I am working on a CUDA kernel that requires the use of both 1D and 2D arrays in shared memory. I need to declare and use these arrays within the same kernel, but I am encountering some limitations with the amount of shared memory I can allocate, despite the theoretical limits suggested by my device capabilities.

Here’s the situation: My CUDA kernel needs both 1D and 2D arrays in shared memory, and based on what my device can handle (according to nvaccel), I should be good to go with up to 49152 bytes per block (which should be about 6144 doubles, given each double is 8 bytes).

But, here’s the snag:

  • I’ve set up a 2D array of 32x32 alongside a 1D array of size 32.
  • This adds up to (32*32 + 32) * 8 = 8448 bytes, but I’m stuck with this setup and can’t seem to allocate more even though it’s way below my device’s max capacity of 49152 bytes.

Does anyone have any idea why I can’t use more of my device’s shared memory capacity? Am I missing something in how shared memory gets allocated? Could other factors like kernel configurations or register usage be limiting my shared memory usage?

I’d really appreciate any thoughts or pointers on what might be going wrong or how I can push this limit. Thanks in advance for taking the time to help out!

You’ve given no indication why you are “stuck”, and in what way you have decided you can’t allocate more.

probably a short, complete code would help others to help you quickly.

Here is a trivial example of allocating a 32x32 array and a 1D array of size 32:

__global__ void k(){

  __shared__ double my_2D_array[32][32];  // 8k bytes
  __shared__ double my_1D_array[32]; // 256 bytes
  __shared__ double my_extra_array[1024];  // 8k bytes
  ...
}

There aren’t other factors that prevent shared usage up to 48K per block. If you go beyond 48K, there are other considerations.

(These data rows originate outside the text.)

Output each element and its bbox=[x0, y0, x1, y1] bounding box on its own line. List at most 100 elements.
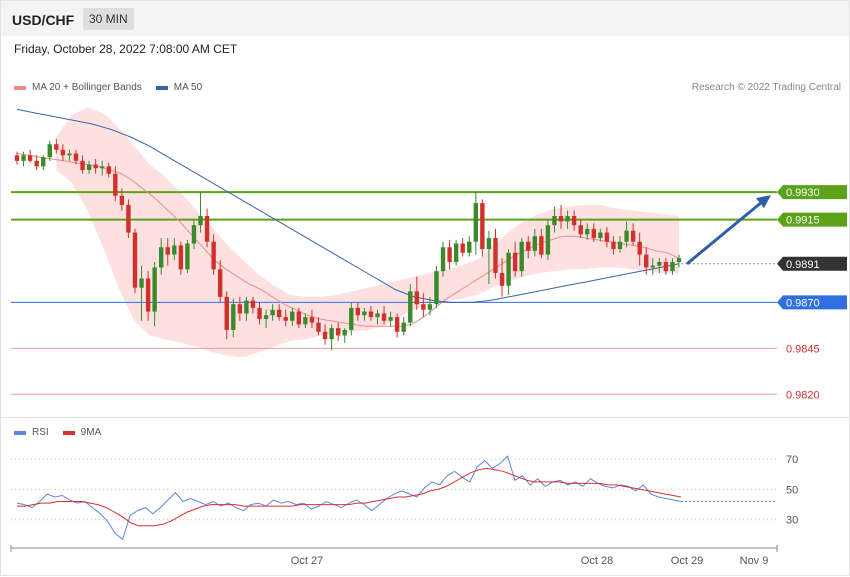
candle-body bbox=[644, 254, 649, 268]
candle-body bbox=[276, 309, 282, 318]
candle-body bbox=[309, 317, 315, 323]
level-tag-0.9891 bbox=[777, 256, 847, 271]
candle-body bbox=[204, 215, 210, 242]
candle-body bbox=[630, 230, 636, 242]
ma20-line bbox=[16, 153, 680, 327]
candle-body bbox=[257, 307, 262, 319]
candle-body bbox=[427, 304, 433, 310]
candle-body bbox=[362, 311, 367, 316]
candle-body bbox=[211, 241, 216, 270]
x-tick-label: Oct 29 bbox=[671, 555, 703, 567]
analysis-datetime: Friday, October 28, 2022 7:08:00 AM CET bbox=[14, 42, 238, 56]
candle-body bbox=[368, 311, 374, 318]
candle-body bbox=[86, 164, 92, 171]
candle-body bbox=[440, 247, 446, 272]
candle-body bbox=[132, 232, 138, 288]
candle-body bbox=[670, 261, 675, 272]
rsi-line bbox=[16, 455, 682, 541]
candle-body bbox=[244, 300, 249, 314]
candle-body bbox=[519, 241, 524, 272]
candle-body bbox=[381, 313, 387, 321]
candle-body bbox=[460, 243, 465, 253]
candle-body bbox=[113, 173, 118, 196]
candle-body bbox=[571, 215, 577, 226]
candle-body bbox=[473, 203, 479, 242]
candle-body bbox=[394, 317, 400, 332]
timeframe-selector[interactable]: 30 MIN bbox=[83, 8, 134, 30]
candle-body bbox=[532, 236, 538, 251]
candle-body bbox=[296, 311, 302, 325]
x-tick-label: Nov 9 bbox=[740, 555, 769, 567]
candle-body bbox=[172, 245, 177, 255]
candle-body bbox=[552, 215, 557, 226]
candle-body bbox=[512, 252, 518, 272]
candle-body bbox=[421, 304, 426, 310]
candle-body bbox=[250, 300, 256, 308]
x-tick-label: Oct 28 bbox=[581, 555, 613, 567]
candle-body bbox=[34, 160, 39, 167]
bollinger-band bbox=[56, 107, 680, 358]
candle-body bbox=[467, 241, 472, 253]
rsi-legend: RSI 9MA bbox=[14, 427, 101, 438]
forecast-arrow-shaft bbox=[686, 199, 764, 265]
candle-body bbox=[526, 241, 531, 251]
legend-ma50-label: MA 50 bbox=[173, 82, 203, 93]
candle-body bbox=[558, 215, 564, 222]
level-label-0.9820: 0.9820 bbox=[786, 389, 820, 401]
candle-body bbox=[21, 155, 26, 161]
candle-body bbox=[100, 166, 105, 169]
candle-body bbox=[14, 155, 20, 161]
rsi-tick-30: 30 bbox=[786, 515, 798, 527]
candle-body bbox=[499, 272, 505, 286]
rsi-ma-line bbox=[17, 467, 682, 527]
candle-body bbox=[283, 317, 288, 321]
rsi-tick-50: 50 bbox=[786, 484, 798, 496]
candle-body bbox=[434, 271, 439, 305]
x-tick-label: Oct 27 bbox=[291, 555, 323, 567]
candle-body bbox=[663, 261, 669, 272]
candle-body bbox=[106, 166, 111, 174]
candle-body bbox=[539, 236, 544, 255]
candle-body bbox=[650, 265, 655, 268]
candle-body bbox=[453, 243, 459, 262]
candle-body bbox=[73, 153, 79, 161]
level-label-0.9845: 0.9845 bbox=[786, 343, 820, 355]
candle-body bbox=[139, 278, 144, 288]
candle-body bbox=[224, 296, 229, 330]
legend-rsi-ma-label: 9MA bbox=[80, 427, 102, 438]
ma20-swatch bbox=[14, 85, 26, 90]
level-label-0.9930: 0.9930 bbox=[786, 187, 820, 199]
candle-body bbox=[119, 195, 125, 205]
candle-body bbox=[480, 203, 485, 250]
forecast-arrow-head bbox=[756, 195, 771, 209]
panel-divider bbox=[1, 417, 849, 418]
rsi-swatch bbox=[14, 430, 26, 435]
candle-body bbox=[27, 155, 33, 161]
legend-ma20-label: MA 20 + Bollinger Bands bbox=[32, 82, 142, 93]
candle-body bbox=[60, 149, 66, 156]
candle-body bbox=[598, 232, 603, 239]
candle-body bbox=[178, 245, 184, 270]
candle-body bbox=[617, 241, 623, 250]
level-tag-0.9870 bbox=[777, 295, 847, 310]
candle-body bbox=[565, 215, 570, 222]
candle-body bbox=[591, 228, 596, 239]
candle-body bbox=[152, 267, 157, 312]
candle-body bbox=[198, 215, 203, 226]
candle-body bbox=[93, 164, 98, 169]
candle-body bbox=[604, 232, 610, 242]
level-tag-0.9915 bbox=[777, 212, 847, 227]
candle-body bbox=[342, 329, 347, 336]
candle-body bbox=[316, 322, 321, 332]
candle-body bbox=[349, 307, 354, 330]
level-tag-0.9930 bbox=[777, 185, 847, 200]
candle-body bbox=[290, 311, 295, 321]
candle-body bbox=[355, 307, 361, 316]
research-credit: Research © 2022 Trading Central bbox=[691, 82, 841, 93]
candle-body bbox=[191, 225, 197, 244]
ma50-line bbox=[16, 108, 680, 303]
candle-body bbox=[637, 241, 642, 255]
candle-body bbox=[41, 157, 46, 167]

My guess would be some other aspect of your code is breaking when you increase the shared usage, and it has nothing to do with shared usage. But its impossible to say without an actual complete example of what you are doing.

Also which GPU are you using?

The last GPU, where 48 KiB was the final limit was the Pascal generation = Nvidia GT(X) 10x0 (and the Xavier embedded/SoC boards from Turing generation).

NVIDIA GeForce MX 350

Which really is Pascal generation with a maximum of 48 KiB per block.

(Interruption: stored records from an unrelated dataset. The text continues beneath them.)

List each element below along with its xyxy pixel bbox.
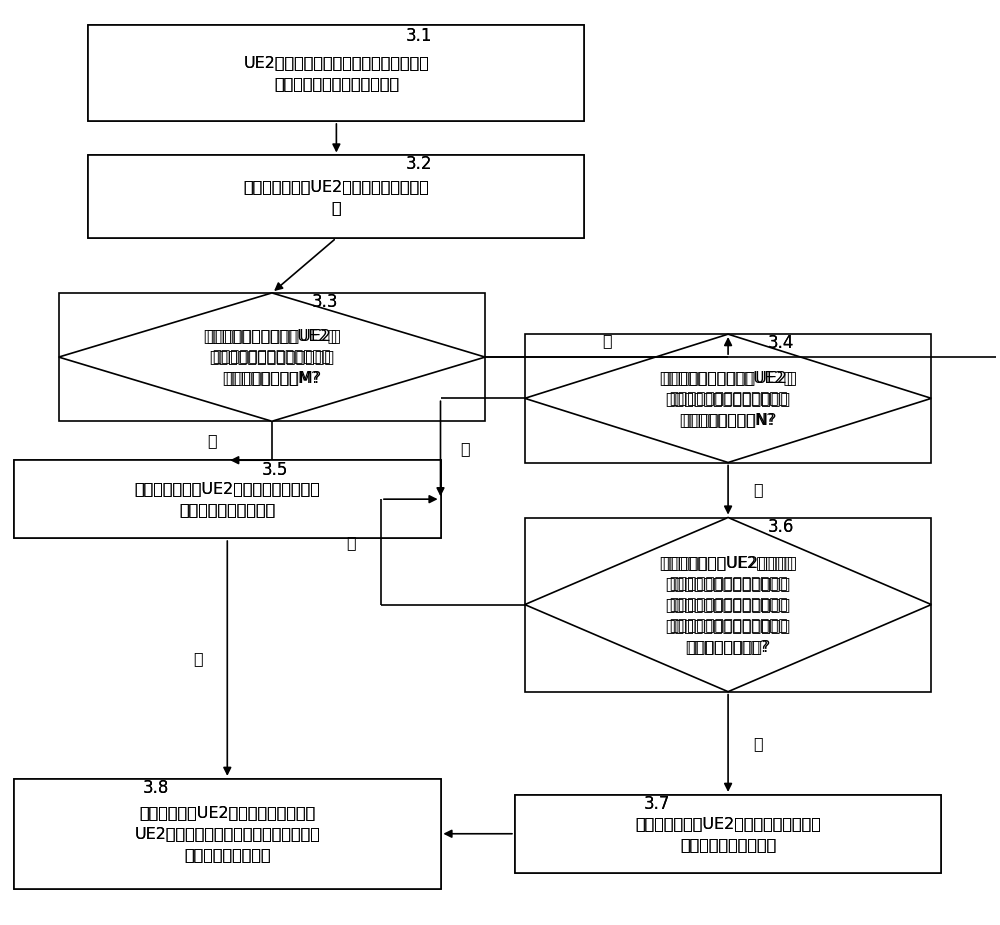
- Text: 3.4: 3.4: [768, 334, 794, 352]
- FancyBboxPatch shape: [14, 779, 441, 889]
- Text: 3.1: 3.1: [406, 27, 432, 45]
- Text: 网络侧设备获取UE2上行控制
信道采用双天线发射方式相比
单天线发射方式的解调性能增
益，判断该解调性能增益是否
大于预设增益阈值?: 网络侧设备获取UE2上行控制 信道采用双天线发射方式相比 单天线发射方式的解调性…: [659, 555, 797, 654]
- Text: 是: 是: [753, 735, 763, 751]
- Text: 网络侧设备获取UE2的上行信道的质量信
息: 网络侧设备获取UE2的上行信道的质量信 息: [243, 179, 429, 215]
- Text: UE2向网络侧设备发送上行信令，该上行
信令用于上报终端的能力信息: UE2向网络侧设备发送上行信令，该上行 信令用于上报终端的能力信息: [243, 55, 429, 91]
- Text: 是: 是: [208, 433, 217, 449]
- FancyBboxPatch shape: [88, 155, 584, 238]
- Text: 否: 否: [193, 651, 203, 666]
- FancyBboxPatch shape: [525, 517, 931, 692]
- Text: 否: 否: [602, 333, 611, 348]
- Text: 网络侧设备确定UE2上行控制信道的发射
方式为单天线发射方式: 网络侧设备确定UE2上行控制信道的发射 方式为单天线发射方式: [134, 481, 320, 517]
- Text: 3.3: 3.3: [312, 293, 338, 311]
- Polygon shape: [525, 517, 931, 692]
- Text: 网络侧设备向UE2发送下行信令，指示
UE2在上行控制信道采用网络侧设备确定
的发射方式进行发射: 网络侧设备向UE2发送下行信令，指示 UE2在上行控制信道采用网络侧设备确定 的…: [134, 806, 320, 862]
- Text: 网络侧设备获取UE2上行控制
信道采用双天线发射方式相比
单天线发射方式的解调性能增
益，判断该解调性能增益是否
大于预设增益阈值?: 网络侧设备获取UE2上行控制 信道采用双天线发射方式相比 单天线发射方式的解调性…: [663, 555, 794, 654]
- Text: 网络侧设备获取UE2的上行信道的质量信
息: 网络侧设备获取UE2的上行信道的质量信 息: [243, 179, 429, 215]
- FancyBboxPatch shape: [14, 461, 441, 538]
- Text: 3.6: 3.6: [768, 517, 794, 536]
- FancyBboxPatch shape: [59, 293, 485, 421]
- Polygon shape: [525, 334, 931, 462]
- Text: 3.1: 3.1: [406, 27, 432, 45]
- FancyBboxPatch shape: [14, 779, 441, 889]
- Text: 3.5: 3.5: [262, 461, 288, 478]
- FancyBboxPatch shape: [525, 334, 931, 462]
- Text: 网络侧设备判断获取的UE2的
上行信道的质量信息是否大于
第一预设质量阈值M?: 网络侧设备判断获取的UE2的 上行信道的质量信息是否大于 第一预设质量阈值M?: [206, 328, 337, 386]
- Text: 网络侧设备确定UE2上行控制信道的发射
方式为双天线发射方式: 网络侧设备确定UE2上行控制信道的发射 方式为双天线发射方式: [635, 816, 821, 852]
- Text: 3.4: 3.4: [768, 334, 794, 352]
- Text: 3.5: 3.5: [262, 461, 288, 478]
- FancyBboxPatch shape: [88, 155, 584, 238]
- Text: 3.6: 3.6: [768, 517, 794, 536]
- Text: UE2向网络侧设备发送上行信令，该上行
信令用于上报终端的能力信息: UE2向网络侧设备发送上行信令，该上行 信令用于上报终端的能力信息: [243, 55, 429, 91]
- Text: 否: 否: [347, 536, 356, 550]
- FancyBboxPatch shape: [515, 795, 941, 872]
- Text: 3.8: 3.8: [143, 779, 169, 796]
- Text: 3.7: 3.7: [644, 796, 670, 813]
- FancyBboxPatch shape: [88, 25, 584, 121]
- Text: 是: 是: [753, 483, 763, 498]
- Text: 3.8: 3.8: [143, 779, 169, 796]
- Text: 网络侧设备确定UE2上行控制信道的发射
方式为单天线发射方式: 网络侧设备确定UE2上行控制信道的发射 方式为单天线发射方式: [134, 481, 320, 517]
- Text: 网络侧设备判断获取的UE2的
上行信道的质量信息是否小于
第二预设质量阈值N?: 网络侧设备判断获取的UE2的 上行信道的质量信息是否小于 第二预设质量阈值N?: [659, 370, 797, 426]
- Text: 否: 否: [460, 441, 470, 456]
- Text: 网络侧设备确定UE2上行控制信道的发射
方式为双天线发射方式: 网络侧设备确定UE2上行控制信道的发射 方式为双天线发射方式: [635, 816, 821, 852]
- Text: 3.2: 3.2: [406, 155, 432, 173]
- FancyBboxPatch shape: [14, 461, 441, 538]
- Text: 3.3: 3.3: [312, 293, 338, 311]
- Text: 网络侧设备判断获取的UE2的
上行信道的质量信息是否小于
第二预设质量阈值N?: 网络侧设备判断获取的UE2的 上行信道的质量信息是否小于 第二预设质量阈值N?: [663, 370, 794, 426]
- Text: 网络侧设备向UE2发送下行信令，指示
UE2在上行控制信道采用网络侧设备确定
的发射方式进行发射: 网络侧设备向UE2发送下行信令，指示 UE2在上行控制信道采用网络侧设备确定 的…: [134, 806, 320, 862]
- Text: 网络侧设备判断获取的UE2的
上行信道的质量信息是否大于
第一预设质量阈值M?: 网络侧设备判断获取的UE2的 上行信道的质量信息是否大于 第一预设质量阈值M?: [203, 328, 341, 386]
- FancyBboxPatch shape: [88, 25, 584, 121]
- Polygon shape: [59, 293, 485, 421]
- FancyBboxPatch shape: [515, 795, 941, 872]
- Text: 3.2: 3.2: [406, 155, 432, 173]
- Text: 3.7: 3.7: [644, 796, 670, 813]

here is my specific part of code where i am facing the error

__global__ void updateMatrix(double* matrix,double* result,int lpivot ,int m, int n) 
{
     extern __shared__ double sharedPivot[];
    __shared__ double sharedResults[ROW_PER_BLOCK][COL_PER_BLOCK];

in the host side 
dim3 blockDim(COL_PER_BLOCK, ROW_PER_BLOCK);  // 32x32 threads per BLOCK
    dim3 gridDim(1, (m +ROW_PER_BLOCK - 1) / ROW_PER_BLOCK);    

    int sharedMemSize =  sizeof(double) * ( COL_PER_BLOCK * ROW_PER_BLOCK + COL_PER_BLOCK); 

when i run this , i get the error as
Invalid configuration argument

what is the value of m?
can you also show the kernel launch line?

Is your 1D array the externally defined array sharedPivot?. Does it have sharedMemSize, which is (32*32+32) elements instead of 32? Can you confirm the size of ROW_PER_BLOCK and COL_PER_BLOCK to both be 32?

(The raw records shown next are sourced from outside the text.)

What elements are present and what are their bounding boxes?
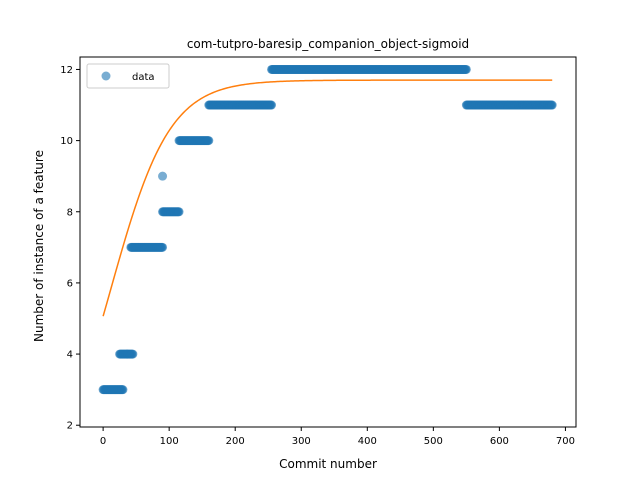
- data-point: [174, 207, 184, 217]
- y-tick-label: 2: [67, 421, 73, 432]
- data-point: [158, 242, 168, 252]
- x-tick-label: 400: [358, 436, 377, 447]
- y-tick-label: 6: [67, 278, 73, 289]
- fit-line: [102, 79, 553, 317]
- y-axis-label: Number of instance of a feature: [32, 150, 46, 342]
- x-axis-label: Commit number: [279, 457, 377, 471]
- scatter-series-data: [98, 64, 557, 395]
- chart-title: com-tutpro-baresip_companion_object-sigm…: [187, 37, 469, 51]
- legend-entry-data: data: [132, 72, 155, 83]
- legend-data-marker: [101, 71, 111, 81]
- data-point: [461, 64, 471, 74]
- x-tick-label: 700: [556, 436, 575, 447]
- y-tick-label: 10: [60, 136, 73, 147]
- y-tick-label: 4: [67, 350, 73, 361]
- data-point: [204, 136, 214, 146]
- plot-frame: [79, 56, 577, 428]
- x-tick-label: 100: [160, 436, 179, 447]
- legend: data: [86, 63, 170, 89]
- y-axis: 2 4 6 8 10 12: [60, 65, 80, 432]
- x-tick-label: 500: [424, 436, 443, 447]
- legend-box: [86, 63, 170, 89]
- y-tick-label: 8: [67, 207, 73, 218]
- data-point: [158, 171, 168, 181]
- x-tick-label: 300: [292, 436, 311, 447]
- x-tick-label: 0: [100, 436, 106, 447]
- x-tick-label: 600: [490, 436, 509, 447]
- x-tick-label: 200: [226, 436, 245, 447]
- x-axis: 0 100 200 300 400 500 600 700: [100, 427, 575, 447]
- data-point: [128, 349, 138, 359]
- plot-area: [98, 64, 557, 395]
- data-point: [118, 385, 128, 395]
- data-point: [267, 100, 277, 110]
- y-tick-label: 12: [60, 65, 73, 76]
- data-point: [547, 100, 557, 110]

 dim3 blockDim(COL_PER_BLOCK, ROW_PER_BLOCK);  // 32x32 threads per BLOCK
 dim3 gridDim(1, (m +ROW_PER_BLOCK - 1) / ROW_PER_BLOCK);    

 int sharedMemSize =  sizeof(double) * ( COL_PER_BLOCK * ROW_PER_BLOCK + COL_PER_BLOCK); 
 
 updateMatrix<<<gridDim,blockDim, sharedMemSize>>>(matrix,d_result,lpivot,m, n);

m is the number of rows

yes both ROW_PER_BLOCK and COL_PER_BLOCK are 32

I was interested in the numerical value of m. Here’s what I would like to see. Place the following code immediately before the kernel call:

cudaError_t my_err_zz = cudaGetLastError();
std::cout << "***" << cudaGetErrorString(err) << std::endl;
std::cout << "***sharedMemSize = " << sharedMemSize << std::endl;
std::cout << "***gridDim: " << gridDim.x << " " << gridDim.y << " " << gridDIm.z << std::endl;
std::cout << "***blockDim: " << blockDim.x << " " << blockDim.y << " " << blockDim.z << std::endl;

Place the following code immediately after the kernel call:

my_err_zz = cudaGetLastError();
std::cout << "***" << cudaGetErrorString(err) << std::endl;

If necessary, add:

 #include <iostream>

at the top of the file.

Then recompile the code, run it, and paste here the output that is preceded by 3 stars on each line.

I am working on a 1024 x 1024 size matrix and here is the output from compiling the code you have give me

***no error
***sharedMemSize = 33280
***gridDim: 1 16 1
***blockDim: 64 64 1
***invalid configuration argument

According to the documentation here CUDA C++ Programming Guide , the maximum number of threads per block is 1024. (64,64,1) exceeds this limit

Why are they both 64 now?

as I said for 32 *32 it works , any more will stop the code to work

You cannot have more threads per block. But you can allocate (a bit) more of shared memory.

So your fewer (1024) threads have to do the work for a 64x64 data array. Introduce some for loops. The (limited!) block size is not automatically identical to your data size.

For example (with threadIdx.x == 0..31; blockDim.x == 32):

for (int i = threadIdx.x; i < 64; i += blockDim.x)